October 25, 2011

Day 14

Day 14
So after crying all the way home last night, I was dreading returning to the hospital this morning. Travis called the night nurse when he got up and learned that Samuel had been paced throughout the night. This was disappointing, to say the least, and I had to drag myself away from my happy toddler to return to this room I am beginning to loathe.
When I walked into Sam's room, his heart rate was in the mid 60s and his pacemaker was unhooked again. Since I'd seen the team down in room 3, I assumed that they unhooked him before rounds and wanted to see what he would look like by the time they made it to our room. And I was right. He stuck around in the 60s the whole time they were in giving report, but they want him to ride this out. Even with his heart rate half of what it should be, he's still tolerating it very well.
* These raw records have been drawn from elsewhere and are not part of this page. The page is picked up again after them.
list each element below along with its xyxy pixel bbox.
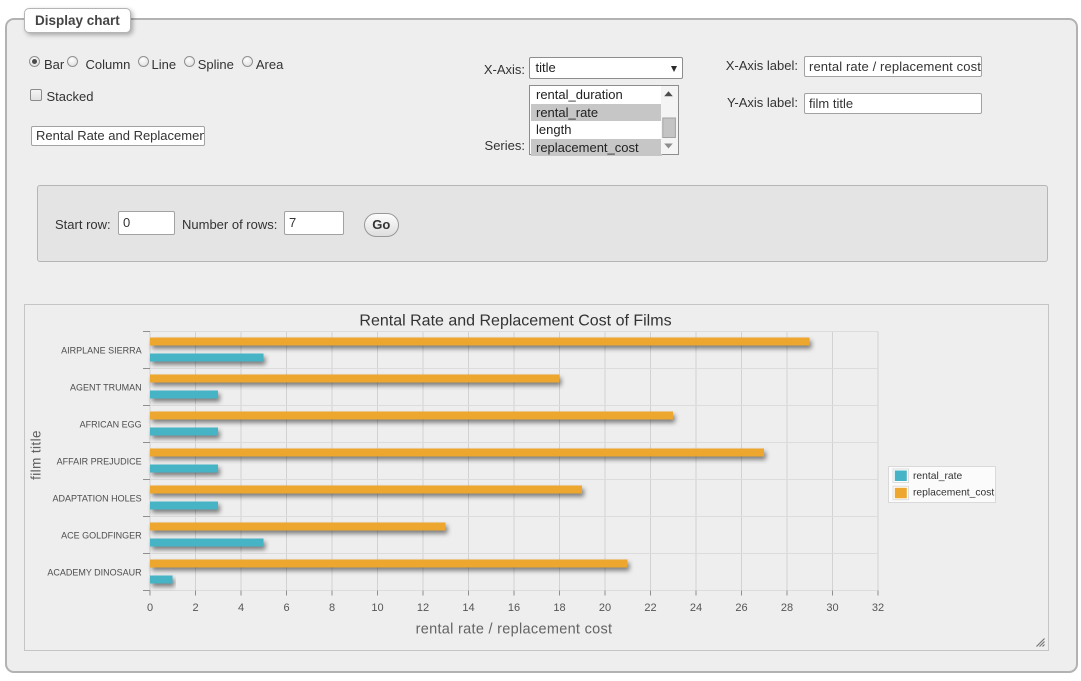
svg-text:18: 18 [553, 602, 565, 614]
svg-text:AIRPLANE SIERRA: AIRPLANE SIERRA [61, 346, 142, 356]
svg-text:ADAPTATION HOLES: ADAPTATION HOLES [53, 494, 142, 504]
svg-text:14: 14 [462, 602, 474, 614]
svg-text:32: 32 [872, 602, 884, 614]
svg-text:22: 22 [644, 602, 656, 614]
svg-text:8: 8 [329, 602, 335, 614]
svg-text:Rental Rate and Replacement Co: Rental Rate and Replacement Cost of Film… [359, 313, 671, 330]
svg-text:16: 16 [508, 602, 520, 614]
svg-text:6: 6 [283, 602, 289, 614]
svg-text:rental rate / replacement cost: rental rate / replacement cost [416, 622, 613, 638]
svg-text:0: 0 [147, 602, 153, 614]
svg-text:10: 10 [371, 602, 383, 614]
svg-text:20: 20 [599, 602, 611, 614]
svg-text:28: 28 [781, 602, 793, 614]
svg-text:AFFAIR PREJUDICE: AFFAIR PREJUDICE [57, 457, 142, 467]
svg-text:film title: film title [29, 430, 44, 480]
svg-text:rental_rate: rental_rate [913, 471, 963, 482]
svg-text:4: 4 [238, 602, 244, 614]
svg-text:26: 26 [735, 602, 747, 614]
svg-text:AGENT TRUMAN: AGENT TRUMAN [70, 383, 142, 393]
svg-text:replacement_cost: replacement_cost [913, 488, 994, 499]
svg-text:24: 24 [690, 602, 702, 614]
svg-text:12: 12 [417, 602, 429, 614]
svg-text:30: 30 [826, 602, 838, 614]
svg-text:2: 2 [192, 602, 198, 614]
svg-text:ACE GOLDFINGER: ACE GOLDFINGER [61, 531, 142, 541]
svg-text:AFRICAN EGG: AFRICAN EGG [80, 420, 142, 430]
svg-text:ACADEMY DINOSAUR: ACADEMY DINOSAUR [47, 568, 142, 578]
Good blood pressure and saturation levels. The pacemaker box is still right next to him on the bed, but he has remained unhooked all morning/afternoon. He looks and acts completely normal. (Add this to the list of things I completely don't understand.)
The plan remains that we are just going to wait and see. From what I hear from our nurses, the surgeon was ready to put him back on the schedule for a pacemaker, but our cardiologist disagrees. This is the same cardiologist that we liked so much in the clinic and who wanted Sam to have the surgery earlier to protect his lungs. So far, we've felt very comfortable with all the decisions he (and his colleagues) have made, so I guess we are going to stick with him for now. (Not that we seem to have any choice in the matter at this point...but it makes me feel better if I pretend we do.) I really don't want to have Samuel go through another surgery if we can help it, so I guess I have to be prepared to ride this roller coaster all the way to the end.
About 1 o'clock, after an entire morning of 60s heart rates, he started to have an irregular rhythm that was bouncing around. After 20 minutes or so of that, it settled into a nice steady rhythm of about 128 and doesn't show any heart block. It has remained that way for the last 2 hours.
I'm in that week postpartum where all my hair starts to fall out (weird pregnancy phenomenon)...I'm pretty sure it's all going to come back gray.
I guess I am just resigning myself to the fact that we are going to be here long term. I just keep telling myself to think about bringing home my sweet, healthy baby and not all the bills that will follow. Money is just money, right?

1 comment:

  1. I am not sure if you know me or not, but I am friends with Alison Browning and she is keeping me updated on Sam. I am praying for you all!